# Xbox 360 Headset Recommendations



## O`Neil (Aug 13, 2007)

I know nothing about headsets whatsoever.

The only set I`ve used are the ones that come with your Xbox and I`m guessing there`s alot better to be had.

I have a budget of about £75, if they`re less well that`s even better but I could stretch the budget a little, and I`m wanting to buy them from a high street store.

Turtle Beach come up in searches and seem to be popular but as to what model to go for I`m unsure.

So any recommendations of what set and why, thanks


----------



## davies20 (Feb 22, 2009)

I've got some gio tech ones because I didn't like the fact the turtle beach have so man n the range varying in price massively! 

Anyway, I th k my gio techs are much more comfy than turtle beaches personally, but turtle beach sound is slightly better.

Gio tech for a budget, turtle beach if your prepared to spend 75+


----------



## Matty03g (Feb 5, 2012)

I've got the official Xbox wireless headset mate which is good, plus it has the Bluetooth option which I use to play my ps vita:thumb:


----------



## O`Neil (Aug 13, 2007)

Argos currently have PX3 for half price, any good?

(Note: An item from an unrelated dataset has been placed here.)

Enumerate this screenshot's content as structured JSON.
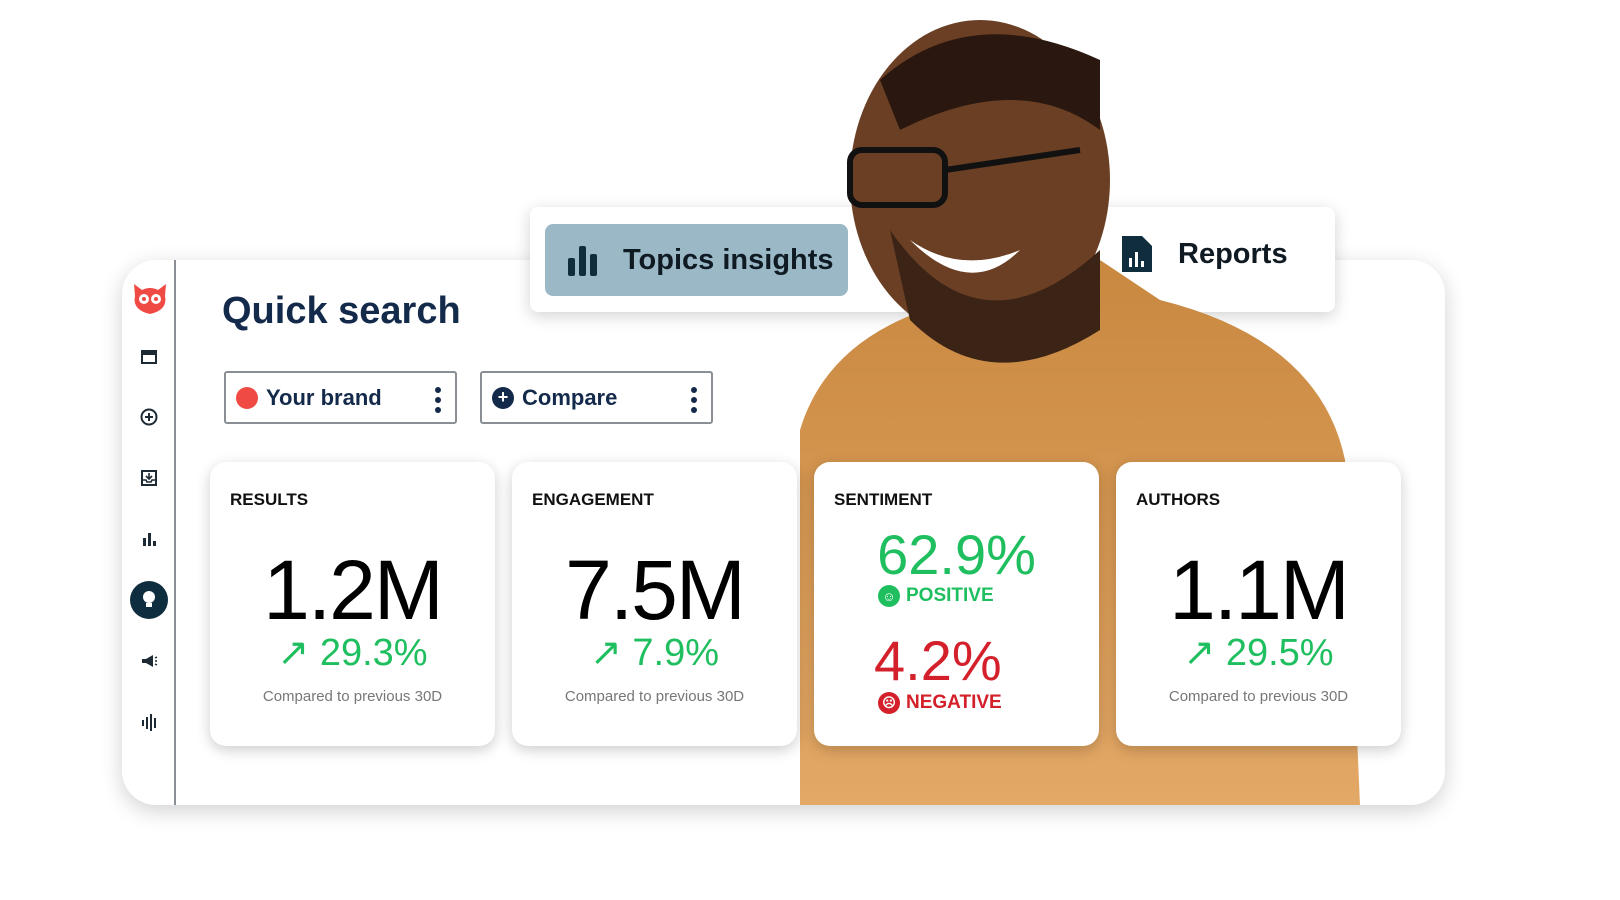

http://www.argos.co.uk/static/Product/partNumber/9052530/Trail/searchtext>TURTLE+BEACH.htm


----------



## wanna veccy (May 7, 2009)

nowt wrong with them matey the difference they make to game sound is amazing.
i have the turtle beach x31 at the mo but had a wired set of turtle beach before these. with the wireless headsets you'll need a battery charger as mine need charging every three days(about 12hrs). any headset from turtle beach or triton £45> you will not go far wrong


----------



## O`Neil (Aug 13, 2007)

Thanks for the input so far, I`m grateful for any more info.


----------



## O`Neil (Aug 13, 2007)

After reading a few reviews I`ll probably go for something wired, as for what I just don`t know.

Turtle Beach X12 or PX21, both are within budget, anyone know if there`s much difference apart form a few £s?


----------



## Z Benjamin Z (Jul 18, 2011)

Iv got some Astro A40 they are awsome! byfar one of the best head sets around but you get what you pay for with headsets. They also look wicked and are customisable.


----------



## Oats (Apr 9, 2012)

I've got Sennheiser's that are Xbox specific (can't remember the model number) and I think they were £80. The sound is certainly better than my old Turtle's (X1s I think). Mic seems clear to others and has independent game and chat vol. Only downside for the money is that the mic boom is rigid so it moves up and down but not further or closer to your mouth.


----------



## B005TED-G (Jan 5, 2012)

I've got a set of Mad-Catz Headphones. I believe these are the one I have but mine is a Gears of War 3 edition. Within your budget and The sound quality is fantastic.

http://www.google.co.uk/aclk?sa=l&a...=adwords_productfeed&rct=j&q=mad+catz+headset


----------